TRANS ATLANTIC FAN FUND


The March 1993, late again and it's all my fault Newsletter of North America's Queen of TAFF, Jeanne Bowman P.O. Box 982 Glen Ellen Ca. 95442-0982. Brought to you with the last of DUFFer Art Widner's Corroborees. A Reminder to Get Out and Vote for TAFF. Thank you Robert Lichtman and Paul Williams for mailing suppport. And Sue Thomason, for inspiration with limpets and St. Hilda's snakes.


Auction, baby

Kim Huett bought Hyphen #8 for $35. Tony Berry has sent me copies of his fanzine, Eyeballs In the Sky. Including #5 "about obsessions... two women, from different sides of the Atlantic, wrote about the same thing: shoes... Both Pam and Lucy find it necessary to go out and buy vast amounts of footwear, and then go out and buy some more." But it will cost you. No more of this whining about "I don't know these people", or "I haven't voted for so long I'm gafia now" or "is this stuff on the ballot really true?" Worse yet, give up on the notion of "Common Wisdom" and it's pointing to any "obvious" winner, unless you've voted with it. Even then, I divulge nothing by saying your vote counts. In fact, I'd like to add it up, and before the deadline on May 1, 1993. So, two bucks in a ballot and then I'll accept your bids. (Questions? Call me at (707) 996-9009.)

Mail Order

The Lindsay Report Ethel Lindsay's 1962 TAFF trip report, reprinted by Joyce Scrivner. Edition limited to 150 copies. $6.50
Platen Stories by Dave Langford $4
TransAtlantic Hearing Aid D.Langford $5
Fanthology 87 edited by R. Brandt $5
A Fans' Christmas In Ireland with Walt Willis and fannish neighbors. Art by Stu Shiffman. Limited & numbered edition. $6

Money

Start up March 1992
Total March 1993
$4609.98
$3082.82

After the voting I'll give you the breakdown for the figures on it, a real financial statement.

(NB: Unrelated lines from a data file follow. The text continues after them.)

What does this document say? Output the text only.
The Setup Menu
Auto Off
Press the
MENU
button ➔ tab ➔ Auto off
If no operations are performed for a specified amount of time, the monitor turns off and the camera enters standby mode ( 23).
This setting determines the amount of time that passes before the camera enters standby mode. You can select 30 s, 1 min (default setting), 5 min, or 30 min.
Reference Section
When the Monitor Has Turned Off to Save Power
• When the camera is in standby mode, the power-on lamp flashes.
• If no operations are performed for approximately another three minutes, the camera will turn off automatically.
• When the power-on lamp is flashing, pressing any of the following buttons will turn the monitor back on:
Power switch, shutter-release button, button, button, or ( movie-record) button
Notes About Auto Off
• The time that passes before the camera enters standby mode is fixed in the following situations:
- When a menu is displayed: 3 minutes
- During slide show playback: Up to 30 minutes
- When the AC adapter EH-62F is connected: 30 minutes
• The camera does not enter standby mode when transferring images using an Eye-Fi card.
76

Whole zloty shaking doing on ...

The (old) news is that certain of our European fans cannot export currency. One Zagreb voter worked out an exchange with a British fan, so that Pam did get money with the ballot. Looks as though we may need to think more about this for the future. Ideas?

® TAFFTM ©

That's right. Ah, nuts, seriously I'm not going to go the route of the Worldcon. The thought occured though when reading the collectible fanzine sale catalog to benefit the Arkadian Bookshop and TAFF. That was 10% to TAFF, which came to a tidy $60. No complaint there, but the issue was raised on the use of TAFF for commercial endeavors. It's a grey area, but mixing auctions for Fan Funds is one thing and sales for bills and new stock in a business is another. Certainly, many publications have put a percentage towards TAFF and merrily paid for themselves on the way. But I worry about TAFF showing up in other weird combinations. I'll have to be more careful with how agreeable I am to Andy Hooper's next proposition. To be honest, I am missing quite a few *interesting* photos, and here in Slubberdegullion 5 among other intriguing titles and right next to "Conventional Proustian Housewife" is "TAFF Nudes".

Frank Meadow Sutcliffe

Whitby's Limpet Photographer

The small port town of Whitby, located on a remote stretch of the northern Yorkshire coast in England, had enough character and variety to provide Frank Meadow Sutcliffe with almost infinite photographic subject matter. Any other photographer might have been attracted to Whitby's collection of masted ships and the ruins of Whitby Abbey on the heights above the harbor, and then moved on after a day. Sutcliffe, however, stayed for a lifetime and recorded the town's inhabitants and changing aspects from 1876, when he was twenty-three, until his death in 1941. No one less rooted in Whitby's everyday life could have captured the character of its fishermen, housewives, factory hands, and "wharf rats" as well as Sutcliffe did over the decades, or patiently waited for changing seasons and weather conditions to provide dramatic lighting conditions. Sutciffe once wrote of meeting a visiting photographer who waited under an archway during a summer storm, when the sun suddenly broke through the black clouds.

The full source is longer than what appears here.